Proliferation and viability of astrocytes cultured in the presence of mitochondrial inhibitors. Astrocytes were cultured in Medium 3, containing DMSO (0.025%, v/v; solvent), oligomycin (OLIGO; 1 µg/mL), or piericidin A (PIERI; 2 µM) from D1. Cells were analyzed after one (D1), four (D4), and seven (D7) days in culture. (A) Cell viability by trypan blue. (B) ATP content in cultured cells. a.u.: Arbitrary units. (C) Cell viability by MTT. (D) Microphotographs of astrocytes cultured for four days in the presence of DMSO, OLIGO, or PIERI. (E) Percentage (%) of glial fibrillary acidic protein (GFAP)-positive astrocytes within cells cultured in the presence of mitochondrial inhibitors.

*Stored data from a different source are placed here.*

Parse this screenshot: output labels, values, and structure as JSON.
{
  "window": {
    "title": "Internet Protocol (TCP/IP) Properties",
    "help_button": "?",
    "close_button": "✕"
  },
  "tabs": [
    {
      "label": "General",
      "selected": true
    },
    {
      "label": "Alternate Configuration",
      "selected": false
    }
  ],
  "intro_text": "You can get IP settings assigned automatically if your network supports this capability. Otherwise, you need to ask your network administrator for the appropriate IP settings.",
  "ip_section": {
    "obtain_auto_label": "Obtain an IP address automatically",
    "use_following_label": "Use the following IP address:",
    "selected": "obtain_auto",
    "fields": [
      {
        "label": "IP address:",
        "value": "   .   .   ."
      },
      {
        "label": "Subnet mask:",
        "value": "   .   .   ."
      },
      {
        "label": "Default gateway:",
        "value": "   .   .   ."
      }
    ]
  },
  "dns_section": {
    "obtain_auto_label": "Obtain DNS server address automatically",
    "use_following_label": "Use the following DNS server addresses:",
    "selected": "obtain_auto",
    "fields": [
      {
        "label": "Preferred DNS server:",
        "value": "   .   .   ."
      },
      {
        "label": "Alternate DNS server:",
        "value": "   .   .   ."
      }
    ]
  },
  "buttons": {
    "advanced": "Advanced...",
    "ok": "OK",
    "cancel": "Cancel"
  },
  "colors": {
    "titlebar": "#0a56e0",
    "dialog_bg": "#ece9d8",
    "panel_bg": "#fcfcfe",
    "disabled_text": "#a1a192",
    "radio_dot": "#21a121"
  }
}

Cells were analyzed after four days in culture. Statistically significant by two-way ANOVA, post hoc Bonferroni (p < 0.05); “a” compared to D1, “b” compared to D4, * compared to control (DMSO) at the same time point. N = 5–8.

Figure 5

Lactate dehydrogenase (LDH) concentration in the medium after culturing astrocytes with mitochondrial inhibitors. Astrocytes were cultured in Medium 3, containing DMSO (0.025%, v/v; solvent), oligomycin (OLIGO; 1 µg/mL), or piericidin A (PIERI; 2 µM) from day one (D1). The culture media were replaced at days one (D1) and four (D4). Therefore, media for LDH quantification were collected 72 h after medium replacement, thus at D4 (D1 → D4) and/or at D7 (D4 → D7). N = 5–7.

Figure 6

Glucose consumption and lactate released in astrocytes cultured in the presence of mitochondrial inhibitors. Astrocytes were cultured in Medium 3, containing DMSO (0.025%, v/v; solvent), oligomycin (OLIGO; 1 µg/mL), or piericidin A (PIERI; 2 µM) from day one (D1). Culture medium samples for glucose and lactate quantification were collected after 24 h of the addition of mitochondrial inhibitors to cultured astrocytes. For more details, see Section 2. *** Statistically significant by one-way ANOVA and the Bonferroni compared to the respective DMSO condition (p < 0.001). N = 7.